The reason for using the calculator to display the base metal content is to determine the *'maximum' *required nitric acid to be added in small doses, not an exact figure to be added all at once. You could very easily add two fields to the chart to display the estimated base metal content and the maximum required nitric to be used. Then the calculator would have the best of both worlds.

I routinely calculate the maximum required amount of nitric acid before I start any inquarting or gold filled batch. I pour this calculated amount of acid into a separate beaker and add my nitric to the reaction vessel from this volume. Doing it this way prevents me from losing track of how much i have added during the course of the reaction, especially if the reaction runs for a long time and gets interupted for whatever reason. 

I agree with you about making calculations on the fly, the calculator does have application in this area for 'down and dirty' numbers for those that don't have the formulas memorized. I guess I've grown so used to calculating the numbers with my phone calculator, that it is quicker for me than going to a web page and entering the numbers in the various fields. 

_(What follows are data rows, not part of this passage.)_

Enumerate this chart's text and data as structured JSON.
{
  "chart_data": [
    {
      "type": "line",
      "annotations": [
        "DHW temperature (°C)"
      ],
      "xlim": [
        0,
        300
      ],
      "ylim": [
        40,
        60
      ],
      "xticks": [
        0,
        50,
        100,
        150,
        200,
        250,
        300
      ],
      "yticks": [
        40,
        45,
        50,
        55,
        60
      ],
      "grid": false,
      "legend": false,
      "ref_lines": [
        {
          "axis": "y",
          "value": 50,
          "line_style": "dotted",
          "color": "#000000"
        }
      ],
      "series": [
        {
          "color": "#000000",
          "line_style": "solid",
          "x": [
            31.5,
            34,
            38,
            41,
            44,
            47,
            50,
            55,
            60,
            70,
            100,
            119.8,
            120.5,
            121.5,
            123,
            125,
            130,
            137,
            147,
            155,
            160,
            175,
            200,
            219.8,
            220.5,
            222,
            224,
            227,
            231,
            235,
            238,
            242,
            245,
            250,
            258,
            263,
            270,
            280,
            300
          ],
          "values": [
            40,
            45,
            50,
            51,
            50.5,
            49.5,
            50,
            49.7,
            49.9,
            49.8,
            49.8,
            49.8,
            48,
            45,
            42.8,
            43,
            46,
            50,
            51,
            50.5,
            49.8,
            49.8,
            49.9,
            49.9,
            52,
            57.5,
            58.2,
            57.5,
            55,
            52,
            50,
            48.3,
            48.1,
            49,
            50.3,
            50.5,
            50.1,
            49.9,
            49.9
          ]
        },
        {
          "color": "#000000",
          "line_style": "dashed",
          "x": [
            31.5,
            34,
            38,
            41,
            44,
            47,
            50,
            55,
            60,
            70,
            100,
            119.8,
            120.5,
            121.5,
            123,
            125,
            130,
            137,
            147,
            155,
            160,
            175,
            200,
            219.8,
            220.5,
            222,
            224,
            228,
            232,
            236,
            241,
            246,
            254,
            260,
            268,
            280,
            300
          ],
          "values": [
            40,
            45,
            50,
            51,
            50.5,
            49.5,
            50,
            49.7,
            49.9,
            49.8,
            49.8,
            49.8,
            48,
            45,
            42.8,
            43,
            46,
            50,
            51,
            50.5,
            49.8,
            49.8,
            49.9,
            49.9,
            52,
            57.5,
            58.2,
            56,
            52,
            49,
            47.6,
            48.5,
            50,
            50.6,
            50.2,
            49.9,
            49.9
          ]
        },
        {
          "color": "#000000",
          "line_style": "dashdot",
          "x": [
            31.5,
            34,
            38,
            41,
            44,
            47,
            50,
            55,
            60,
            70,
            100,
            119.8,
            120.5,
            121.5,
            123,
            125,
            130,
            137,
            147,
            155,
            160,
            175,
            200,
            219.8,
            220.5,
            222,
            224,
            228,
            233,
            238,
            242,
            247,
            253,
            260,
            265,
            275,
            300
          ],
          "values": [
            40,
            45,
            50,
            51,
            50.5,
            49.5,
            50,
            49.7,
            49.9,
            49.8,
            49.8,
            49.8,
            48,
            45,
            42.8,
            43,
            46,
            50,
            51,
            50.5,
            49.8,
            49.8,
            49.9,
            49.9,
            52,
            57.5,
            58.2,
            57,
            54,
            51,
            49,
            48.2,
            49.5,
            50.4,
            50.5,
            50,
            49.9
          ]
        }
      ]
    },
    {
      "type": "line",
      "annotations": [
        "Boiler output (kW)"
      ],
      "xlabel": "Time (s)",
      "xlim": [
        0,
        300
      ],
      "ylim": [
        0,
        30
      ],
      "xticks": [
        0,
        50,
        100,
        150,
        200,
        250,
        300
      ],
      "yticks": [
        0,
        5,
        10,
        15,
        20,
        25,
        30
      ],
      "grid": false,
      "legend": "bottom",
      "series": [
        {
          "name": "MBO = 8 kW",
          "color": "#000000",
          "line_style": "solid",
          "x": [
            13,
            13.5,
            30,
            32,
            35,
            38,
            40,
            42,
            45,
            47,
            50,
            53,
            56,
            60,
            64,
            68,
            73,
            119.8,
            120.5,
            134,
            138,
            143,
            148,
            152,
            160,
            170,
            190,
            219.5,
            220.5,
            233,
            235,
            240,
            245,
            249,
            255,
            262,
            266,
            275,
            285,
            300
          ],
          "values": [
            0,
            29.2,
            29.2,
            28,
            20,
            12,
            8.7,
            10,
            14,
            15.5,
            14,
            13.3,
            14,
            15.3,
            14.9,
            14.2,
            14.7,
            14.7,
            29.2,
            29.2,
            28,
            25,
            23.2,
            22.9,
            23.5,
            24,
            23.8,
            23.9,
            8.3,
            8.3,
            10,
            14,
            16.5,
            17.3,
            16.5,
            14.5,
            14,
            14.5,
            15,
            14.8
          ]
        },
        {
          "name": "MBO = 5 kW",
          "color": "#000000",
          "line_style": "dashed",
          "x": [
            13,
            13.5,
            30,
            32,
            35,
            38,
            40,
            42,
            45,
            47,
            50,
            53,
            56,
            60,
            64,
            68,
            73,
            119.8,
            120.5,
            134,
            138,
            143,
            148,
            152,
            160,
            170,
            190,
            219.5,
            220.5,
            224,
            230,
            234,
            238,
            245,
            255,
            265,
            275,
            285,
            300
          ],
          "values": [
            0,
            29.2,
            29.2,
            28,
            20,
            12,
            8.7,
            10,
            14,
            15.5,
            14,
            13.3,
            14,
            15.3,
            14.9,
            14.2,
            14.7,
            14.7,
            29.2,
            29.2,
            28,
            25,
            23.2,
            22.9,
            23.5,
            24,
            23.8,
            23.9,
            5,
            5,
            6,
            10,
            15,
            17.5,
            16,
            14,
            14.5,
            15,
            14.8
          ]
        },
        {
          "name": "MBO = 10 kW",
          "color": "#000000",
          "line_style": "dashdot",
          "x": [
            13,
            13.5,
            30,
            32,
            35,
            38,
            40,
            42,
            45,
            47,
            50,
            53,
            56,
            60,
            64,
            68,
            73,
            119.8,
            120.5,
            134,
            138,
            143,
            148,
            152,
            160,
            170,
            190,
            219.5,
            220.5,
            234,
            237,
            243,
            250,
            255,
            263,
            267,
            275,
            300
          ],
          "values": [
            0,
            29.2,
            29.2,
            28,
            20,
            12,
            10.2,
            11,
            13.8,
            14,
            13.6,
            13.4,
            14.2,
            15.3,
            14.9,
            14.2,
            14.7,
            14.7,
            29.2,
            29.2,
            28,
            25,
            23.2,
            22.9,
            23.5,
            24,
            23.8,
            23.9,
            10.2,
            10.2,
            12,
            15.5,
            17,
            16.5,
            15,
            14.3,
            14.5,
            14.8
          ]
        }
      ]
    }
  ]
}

My refining routine involves recording the weights of the various GF items in my lab book, then determining the maximum nitric required before each job. When the reaction is complete I divide the weight of the resulting bars by the total weight of the gold filled scrap to give me a yield percentage for the lot.

Steve


----------



## Eaheisler (Apr 9, 2013)

I use the calculator to find my gold value than multiply "X" x .60 this should yield me a profit.


----------



## nstrazzella (May 25, 2013)

hi, 
i have successfully refined 10k 14k and 18k gold jewelry using the Aqua Regia method , , , ,but every time i refine gold filled jewelry i seem to lose the gold and get other metals in the precipitate at the bottom???
so i throw some nitric acid on the white metal thats left on the bottom ,,,, hoping to have the brownish gold left...
now
i have a 2500ml bottle preciptate how do i get the gold out???


----------